DEGLI ULTIMI ANNI, DOVESSI ELENCARE SOLTANTO TRE CANZONI CHE RAPPRESENTINO GLI ACCEPT, QUALI SCEGLIERESTI?
– Eh, domanda impegnativa. Vediamo… La prima che mi viene in mente è “Teutonic Terror”, quindi nominerei “Shadow Soldiers” e “Pandemic”. Sì, queste tre possono andar bene. Ma se me lo chiedessi in un altro momento, probabilmente ti darei una risposta completamente diversa.
SE INVECE DOVESSI CHIEDERTI QUAL È LA CANZONE PIÙ STRANA SUONATA DAGLI ACCEPT NELLA LORO CARRIERA, SU QUALE CADREBBE LA TUA SCELTA?
– Qua sono ancora più in difficoltà di prima! Forse “Teach Us To Survive”, da “Metal Heart”. Rispetto al nostro stile abituale, può rientrare nella categoria dei brani ‘strani’, non propriamente attesi dagli Accept.
NEGLI ULTIMI MESI HAI VENDUTO DIVERSI STRUMENTI ED EQUIPAGGIAMENTI VARI UTILIZZATI NEI PASSATI TOUR DEGLI ACCEPT. L’INIZIATIVA HA AVUTO UNA CERTO ECO. VOLEVO CHIEDERTI PER QUALI RAGIONI L’HAI FATTO.
– L’ho fatto adesso perché, molto semplicemente, ho avuto tempo per pensare a questa cosa e a organizzarmi per vendere questi oggetti. Era un’idea che avevo in mente già da tempo, infatti. Prima, stando spesso in tour, finivo per accantonare l’idea. Era tutto materiale che avevo in magazzino e non veniva usato da tanto tempo. Un po’ di roba è finita in qualche museo, molta a casa di qualche collezionista. Sono contento che chi l’abbia acquistata ci tenesse e la conservi al meglio.
DOPO IL LIVE ALBUM ORCHESTRALE REGISTRATO A WACKEN QUALCHE ANNO FA, AVETE ALTRI PROGETTI DI QUESTO TIPO, QUALCHE EVENTO SPECIALE, CHE PENSATE DI CONCRETIZZARE COME ACCEPT IN FUTURO?
– Nel caso in cui lo stop ai tour perdurasse ancora a lungo, può darsi che ci rimetteremo a lavorare su altre rivisitazioni in chiave classica di nostre vecchie canzoni. Mi piace la musica classica, il concerto di Wacken a cui ti riferisci ci ha soddisfatto, quindi potrebbe essere che rimettiamo mano a qualcosa di simile in futuro. Un altro progetto che potrei considerare è quello di un nuovo album solista. Avendo più tempo a disposizione del solito, penso a come sfruttarlo proficuamente. Non mi piace stare con le mani in mano.
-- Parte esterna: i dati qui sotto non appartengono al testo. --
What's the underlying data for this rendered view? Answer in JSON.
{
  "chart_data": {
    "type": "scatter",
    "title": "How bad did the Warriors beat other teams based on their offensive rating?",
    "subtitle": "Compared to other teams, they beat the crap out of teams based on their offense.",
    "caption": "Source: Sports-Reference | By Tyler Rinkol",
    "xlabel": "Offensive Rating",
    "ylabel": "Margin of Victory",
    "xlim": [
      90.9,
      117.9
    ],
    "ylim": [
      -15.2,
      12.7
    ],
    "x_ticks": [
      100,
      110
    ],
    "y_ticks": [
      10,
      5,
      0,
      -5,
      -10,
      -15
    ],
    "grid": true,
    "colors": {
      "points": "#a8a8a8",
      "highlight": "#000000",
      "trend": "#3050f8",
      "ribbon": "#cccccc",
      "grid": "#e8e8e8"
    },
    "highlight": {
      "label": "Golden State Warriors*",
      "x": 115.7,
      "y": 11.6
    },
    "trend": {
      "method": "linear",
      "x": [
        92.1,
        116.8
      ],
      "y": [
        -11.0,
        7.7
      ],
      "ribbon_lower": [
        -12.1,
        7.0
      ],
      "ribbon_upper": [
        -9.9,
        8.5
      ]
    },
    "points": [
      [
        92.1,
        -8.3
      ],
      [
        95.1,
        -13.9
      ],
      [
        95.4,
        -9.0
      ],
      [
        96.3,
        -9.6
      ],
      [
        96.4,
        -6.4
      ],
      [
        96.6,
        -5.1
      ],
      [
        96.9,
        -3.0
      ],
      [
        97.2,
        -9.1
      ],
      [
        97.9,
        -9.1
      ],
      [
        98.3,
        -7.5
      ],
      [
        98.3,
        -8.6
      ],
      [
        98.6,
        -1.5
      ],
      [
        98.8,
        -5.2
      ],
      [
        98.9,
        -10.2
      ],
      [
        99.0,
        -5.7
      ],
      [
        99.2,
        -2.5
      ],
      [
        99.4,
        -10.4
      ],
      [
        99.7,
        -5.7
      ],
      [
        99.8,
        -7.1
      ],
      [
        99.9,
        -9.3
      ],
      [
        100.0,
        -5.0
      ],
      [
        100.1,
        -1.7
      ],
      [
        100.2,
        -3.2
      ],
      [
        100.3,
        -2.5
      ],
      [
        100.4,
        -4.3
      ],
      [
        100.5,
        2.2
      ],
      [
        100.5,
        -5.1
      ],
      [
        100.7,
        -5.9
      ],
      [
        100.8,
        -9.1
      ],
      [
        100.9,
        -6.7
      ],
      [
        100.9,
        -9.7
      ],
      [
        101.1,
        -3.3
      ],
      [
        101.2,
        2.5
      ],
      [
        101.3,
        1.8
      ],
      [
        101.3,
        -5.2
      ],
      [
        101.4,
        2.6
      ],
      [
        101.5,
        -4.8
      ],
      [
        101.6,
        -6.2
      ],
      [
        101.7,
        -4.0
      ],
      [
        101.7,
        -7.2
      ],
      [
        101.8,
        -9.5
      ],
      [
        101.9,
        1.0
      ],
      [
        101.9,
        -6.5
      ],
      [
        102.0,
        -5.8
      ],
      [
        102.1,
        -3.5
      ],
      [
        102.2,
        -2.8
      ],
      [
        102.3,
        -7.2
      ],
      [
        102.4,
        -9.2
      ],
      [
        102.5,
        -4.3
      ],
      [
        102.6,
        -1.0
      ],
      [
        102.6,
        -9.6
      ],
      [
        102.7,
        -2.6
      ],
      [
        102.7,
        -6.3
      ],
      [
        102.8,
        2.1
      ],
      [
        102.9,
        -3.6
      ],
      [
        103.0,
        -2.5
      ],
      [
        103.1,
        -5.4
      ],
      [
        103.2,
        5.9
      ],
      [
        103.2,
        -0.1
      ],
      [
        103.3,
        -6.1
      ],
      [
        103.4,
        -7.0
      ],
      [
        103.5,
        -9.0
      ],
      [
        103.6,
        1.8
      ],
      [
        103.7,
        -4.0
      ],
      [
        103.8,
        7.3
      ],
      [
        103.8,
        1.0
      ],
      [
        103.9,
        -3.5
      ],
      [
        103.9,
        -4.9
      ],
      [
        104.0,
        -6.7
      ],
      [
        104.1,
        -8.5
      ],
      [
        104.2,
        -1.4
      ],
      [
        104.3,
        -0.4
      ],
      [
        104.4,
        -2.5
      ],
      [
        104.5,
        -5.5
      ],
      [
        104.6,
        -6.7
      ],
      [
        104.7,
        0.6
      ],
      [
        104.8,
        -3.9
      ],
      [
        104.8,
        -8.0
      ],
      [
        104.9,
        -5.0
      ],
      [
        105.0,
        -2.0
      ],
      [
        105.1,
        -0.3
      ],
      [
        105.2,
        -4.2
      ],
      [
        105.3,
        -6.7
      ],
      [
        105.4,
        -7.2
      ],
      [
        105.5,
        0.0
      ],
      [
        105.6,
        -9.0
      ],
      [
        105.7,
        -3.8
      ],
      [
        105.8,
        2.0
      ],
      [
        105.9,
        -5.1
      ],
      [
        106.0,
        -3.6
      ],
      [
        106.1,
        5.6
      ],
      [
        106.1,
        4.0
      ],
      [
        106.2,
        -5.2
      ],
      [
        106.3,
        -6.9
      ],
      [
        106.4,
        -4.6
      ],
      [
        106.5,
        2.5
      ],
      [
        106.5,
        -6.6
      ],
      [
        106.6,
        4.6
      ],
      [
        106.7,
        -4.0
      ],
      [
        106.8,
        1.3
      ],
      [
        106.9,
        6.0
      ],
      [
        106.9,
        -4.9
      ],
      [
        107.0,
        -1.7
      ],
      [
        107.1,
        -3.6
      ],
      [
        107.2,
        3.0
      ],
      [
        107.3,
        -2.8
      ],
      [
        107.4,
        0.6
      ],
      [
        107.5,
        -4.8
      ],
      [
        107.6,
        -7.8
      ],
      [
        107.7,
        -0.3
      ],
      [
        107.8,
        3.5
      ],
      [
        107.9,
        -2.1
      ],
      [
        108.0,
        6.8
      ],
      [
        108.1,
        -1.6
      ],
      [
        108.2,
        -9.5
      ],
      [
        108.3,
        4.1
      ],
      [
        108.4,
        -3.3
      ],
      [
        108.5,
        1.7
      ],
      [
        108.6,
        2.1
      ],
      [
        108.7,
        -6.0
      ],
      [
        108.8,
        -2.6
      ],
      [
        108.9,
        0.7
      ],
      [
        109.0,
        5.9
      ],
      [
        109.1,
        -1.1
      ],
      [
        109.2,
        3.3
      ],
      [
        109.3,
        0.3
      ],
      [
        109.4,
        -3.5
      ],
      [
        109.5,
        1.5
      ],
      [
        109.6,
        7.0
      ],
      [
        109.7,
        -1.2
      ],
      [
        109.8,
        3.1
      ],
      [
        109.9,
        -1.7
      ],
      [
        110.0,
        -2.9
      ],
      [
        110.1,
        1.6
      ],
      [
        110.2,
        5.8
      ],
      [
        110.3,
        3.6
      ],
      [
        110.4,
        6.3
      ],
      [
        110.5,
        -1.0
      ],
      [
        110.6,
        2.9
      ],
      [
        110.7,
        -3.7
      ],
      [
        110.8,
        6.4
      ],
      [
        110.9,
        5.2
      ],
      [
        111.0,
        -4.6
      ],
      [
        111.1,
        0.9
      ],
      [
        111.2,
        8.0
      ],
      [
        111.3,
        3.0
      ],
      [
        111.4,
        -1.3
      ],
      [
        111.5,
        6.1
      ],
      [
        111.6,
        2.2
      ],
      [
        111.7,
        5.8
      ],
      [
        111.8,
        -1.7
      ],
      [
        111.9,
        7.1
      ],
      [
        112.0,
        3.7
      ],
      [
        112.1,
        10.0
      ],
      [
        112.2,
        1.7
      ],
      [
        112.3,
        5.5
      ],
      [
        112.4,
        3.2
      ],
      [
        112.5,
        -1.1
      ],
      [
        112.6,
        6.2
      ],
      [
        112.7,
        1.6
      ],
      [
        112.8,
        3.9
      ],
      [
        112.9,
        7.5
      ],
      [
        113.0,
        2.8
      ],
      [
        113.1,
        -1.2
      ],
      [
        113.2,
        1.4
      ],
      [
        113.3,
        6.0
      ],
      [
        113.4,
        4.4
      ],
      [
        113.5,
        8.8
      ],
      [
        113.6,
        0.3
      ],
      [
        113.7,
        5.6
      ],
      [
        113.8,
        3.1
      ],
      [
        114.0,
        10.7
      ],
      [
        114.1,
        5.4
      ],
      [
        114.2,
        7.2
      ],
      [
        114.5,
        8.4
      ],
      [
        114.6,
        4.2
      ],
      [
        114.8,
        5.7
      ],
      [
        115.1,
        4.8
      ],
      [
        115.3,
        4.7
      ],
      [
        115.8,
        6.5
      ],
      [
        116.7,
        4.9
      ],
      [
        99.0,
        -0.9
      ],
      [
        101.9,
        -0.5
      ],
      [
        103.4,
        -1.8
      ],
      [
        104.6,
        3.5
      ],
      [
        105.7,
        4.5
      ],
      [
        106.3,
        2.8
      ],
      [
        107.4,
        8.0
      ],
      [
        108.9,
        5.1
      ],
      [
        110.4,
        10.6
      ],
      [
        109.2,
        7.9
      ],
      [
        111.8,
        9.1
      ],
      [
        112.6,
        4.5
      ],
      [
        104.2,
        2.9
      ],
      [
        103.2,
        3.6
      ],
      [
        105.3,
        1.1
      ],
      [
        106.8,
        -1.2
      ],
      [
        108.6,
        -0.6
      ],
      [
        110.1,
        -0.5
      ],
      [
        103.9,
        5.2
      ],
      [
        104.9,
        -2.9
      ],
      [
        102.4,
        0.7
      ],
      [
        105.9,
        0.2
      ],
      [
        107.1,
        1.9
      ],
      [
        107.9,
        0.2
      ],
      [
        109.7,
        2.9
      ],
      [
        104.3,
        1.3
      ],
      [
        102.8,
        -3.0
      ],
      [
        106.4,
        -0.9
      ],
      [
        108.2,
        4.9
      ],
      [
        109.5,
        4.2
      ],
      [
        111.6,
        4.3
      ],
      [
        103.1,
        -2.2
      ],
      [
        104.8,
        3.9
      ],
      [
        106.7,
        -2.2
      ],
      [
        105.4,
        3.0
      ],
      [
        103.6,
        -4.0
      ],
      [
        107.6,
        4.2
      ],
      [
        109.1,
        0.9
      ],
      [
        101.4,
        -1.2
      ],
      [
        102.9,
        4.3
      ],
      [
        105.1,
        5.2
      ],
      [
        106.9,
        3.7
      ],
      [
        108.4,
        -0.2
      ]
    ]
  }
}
SPERANDO CHE IL 2021 CI RISERVI UN PERIODO PIÙ DISTESO E CON MENO RESTRIZIONI, QUALI SAREBBERO I PIANI DEGLI ACCEPT PER QUEST’ANNO?
– Al momento avremmo diversi festival programmati. A partire da giugno dovremmo essere molto impegnati, se la macchina dei live potrà ripartire. Per quanto riguarda un tour da headliner, è già tutto posticipato a gennaio 2022. Certezze, come tutti, non ne abbiamo.